1. « Cynthia Fleury et Jérôme Fourquet : “Pour les Français, la valeur travail est devenue moins centrale” », Les Échos week-end, 5 janvier 2023.
2- La question du partage de la valeur
Pour redonner goût au travail, les organisations syndicales plaident en faveur d’une augmentation générale des salaires. Elles estiment qu’en payant mieux les employeurs trouveraient de la main-d’oeuvre. Est-ce si sûr ? En 2022, les entreprises ont prioritairement augmenté les bas salaires. « Le mouvement des Gilets jaunes a laissé des traces », me dit un dirigeant de PME.
Pour répondre à la question du partage de la valeur, consultons les travaux du très sérieux Institut Molinari. Ils confirment les travaux statistiques précédents. Sur une période longue de quarante ans, de 1980 à 2020, la valeur ajoutée des entreprises n’a subi aucune déformation au détriment des salariés. La part des salaires et des cotisations sociales représente 82 % de la valeur ajoutée des entreprises. C’est tout le contraire de la situation américaine, où l’écart de distribution s’est aggravé entre salaires et dividendes.
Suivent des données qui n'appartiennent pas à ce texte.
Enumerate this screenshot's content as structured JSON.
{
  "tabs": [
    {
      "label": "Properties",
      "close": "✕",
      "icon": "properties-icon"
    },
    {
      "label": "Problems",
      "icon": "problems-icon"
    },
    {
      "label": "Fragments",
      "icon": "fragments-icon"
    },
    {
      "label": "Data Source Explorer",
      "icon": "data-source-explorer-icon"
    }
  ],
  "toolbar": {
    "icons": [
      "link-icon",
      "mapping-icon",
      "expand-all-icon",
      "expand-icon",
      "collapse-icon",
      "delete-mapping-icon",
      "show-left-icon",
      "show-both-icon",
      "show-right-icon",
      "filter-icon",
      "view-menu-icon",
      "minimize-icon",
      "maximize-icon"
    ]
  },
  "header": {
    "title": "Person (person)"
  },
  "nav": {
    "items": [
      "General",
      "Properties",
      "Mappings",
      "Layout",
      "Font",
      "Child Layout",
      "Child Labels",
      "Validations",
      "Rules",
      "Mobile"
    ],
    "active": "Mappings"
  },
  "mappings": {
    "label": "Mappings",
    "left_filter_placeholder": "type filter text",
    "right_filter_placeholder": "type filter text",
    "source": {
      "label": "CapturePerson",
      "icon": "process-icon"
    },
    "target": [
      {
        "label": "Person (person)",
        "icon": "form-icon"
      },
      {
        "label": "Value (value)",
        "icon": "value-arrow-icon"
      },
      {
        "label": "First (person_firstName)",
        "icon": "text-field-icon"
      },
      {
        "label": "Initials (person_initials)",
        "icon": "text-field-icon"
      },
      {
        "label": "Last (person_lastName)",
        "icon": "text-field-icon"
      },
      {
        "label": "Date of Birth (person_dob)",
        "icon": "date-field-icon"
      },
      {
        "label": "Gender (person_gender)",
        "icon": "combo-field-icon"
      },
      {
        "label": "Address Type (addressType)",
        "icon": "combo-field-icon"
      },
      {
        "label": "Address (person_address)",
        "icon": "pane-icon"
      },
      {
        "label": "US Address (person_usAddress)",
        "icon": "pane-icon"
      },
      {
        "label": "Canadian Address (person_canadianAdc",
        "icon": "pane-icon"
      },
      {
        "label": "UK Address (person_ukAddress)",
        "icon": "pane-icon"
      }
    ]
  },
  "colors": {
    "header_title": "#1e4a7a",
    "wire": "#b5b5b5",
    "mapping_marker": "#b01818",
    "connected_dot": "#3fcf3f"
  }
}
La valeur ajoutée s’obtient en déduisant du chiffre d’affaires ce que les experts-comptables appellent les « consommations intermédiaires », c’est-à-dire les achats dont l’entreprise a besoin pour réaliser son activité – du bois pour un menuisier, des matières premières alimentaires pour un restaurateur, des métaux et de l’électronique pour une entreprise de machines-outils. « À quantité de production égale, explique Nicolas Marques, directeur de l’Institut Molinari, il ne sera pas possible d’améliorer la situation des salariés. Nous sommes déjà à un niveau très élevé, comparable à celui de l’Allemagne et très au-dessus de nos partenaires italiens qui ont une distribution beaucoup moins favorable aux salariés, avec 50 % de la valeur ajoutée » (entretien avec l'auteur).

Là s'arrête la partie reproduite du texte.